MVVM LIGHT VISUAL STUDIO FOR MAC PORTABLE
Note that you have two possible choices: Using a Portable Class Library (PCL) for your business logic, or using shared files. Here is a quick sample with two pages and navigation.įirst, let’s create a new Xamarin Forms application supporting Android, iOS and Windows Phone. Thanks to the built-in DataBinding support in Xamarin Forms, using MVVM Light is even more straightforward than is classic Xamarin.

But hey, this is bleeding edge, and I am sure that these small issues will get sorted out eventually. It is when you miss the tools we are used to that we finally realize what an amazing job Microsoft did with their XAML development environment. Looking forward to that, and to enabling design time support through MVVM Light! Not much intellisenseĪlmost more annoying than the lack of a designer, Intellisense doesn’t work well in the XAML editor on Visual Studio either. However Xamarin Forms is very young and I have no doubt that XAML support will make a designer possible. If you try to open such a page in Blend, it won’t even render a design surface. No designerĪt the time of writing, there is no designer support for the Xamarin Forms XAML. Even though the XAML looks a bit different from the traditional Windows-based XAML, with different namespaces and different controls, it is a promising first step on getting designer support and a closer development experience from the awesomeness that is the development experience in the Microsoft XAML world. In addition, and maybe most importantly, Xamarin Forms supports DataBinding! This is great because it lowers the learning curve greatly for people coming from the XAML space into iOS and Android. While you can build the whole UI in code behind (just like on Windows platforms), you can also have a XAML front end coupled with a C# code behind. One thing interesting with Xamarin Forms is the introduction of XAML as UI language for all supported platforms. Tabbed page rendered on Windows Phone (pivot) The screenshots below ( taken from the Xamarin Forms documentation) show this in action. On each of these platforms, the most appropriate user experience is used. For example a tabbed page will be rendered differently for on Android, iOS and Windows Phone. The existing controls should cover a large range of scenarios.Īt run time, the controls are rendered differently for each platform. When you build the application, you select the most appropriate control for your purpose. Of course we can expect these numbers to grow any time soon with new elements to build flexible applications.

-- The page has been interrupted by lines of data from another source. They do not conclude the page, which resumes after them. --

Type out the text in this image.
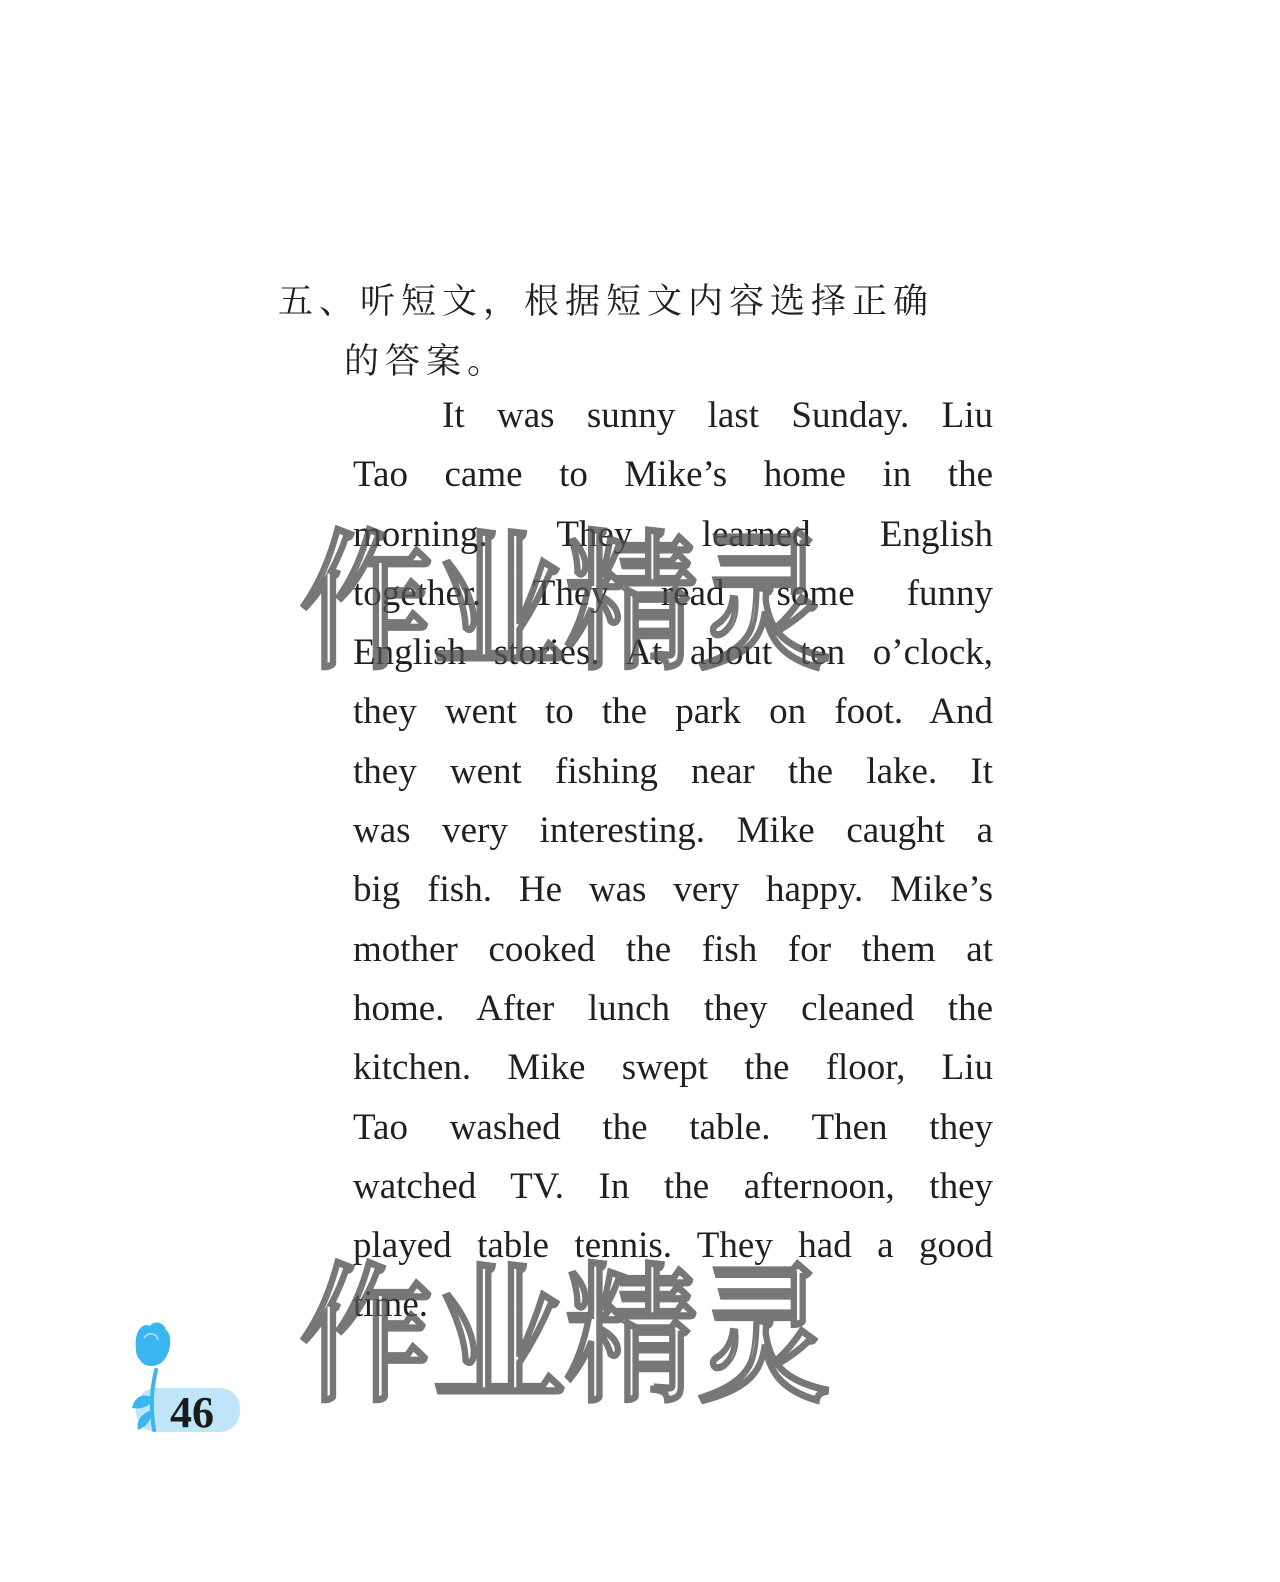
五、听短文，根据短文内容选择正确
的答案。
It was sunny last Sunday. Liu
Tao came to Mike’s home in the
morning. They learned English
together. They read some funny
English stories. At about ten o’clock,
they went to the park on foot. And
they went fishing near the lake. It
was very interesting. Mike caught a
big fish. He was very happy. Mike’s
mother cooked the fish for them at
home. After lunch they cleaned the
kitchen. Mike swept the floor, Liu
Tao washed the table. Then they
watched TV. In the afternoon, they
played table tennis. They had a good
time.
作业精灵
作业精灵
46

The package currently includes 5 different page types, 7 layouts and 24 controls. Xamarin created a collection of pages and controls. This framework called Xamarin Forms allows easy sharing of not only business code (like the “traditional” Xamarin offering) but also UI.
MVVM LIGHT VISUAL STUDIO FOR MAC UPDATE
Update 3: Fixed my faulty assertions about the StaticResource.Ī few weeks ago, Xamarin released a new framework on top of their Xamarin solution. Updated the article to reflect this fact. Update 2: The always awesome Daniel Plaisted made me aware that you can, in fact, add one Nuget package to multiple projects at the same time.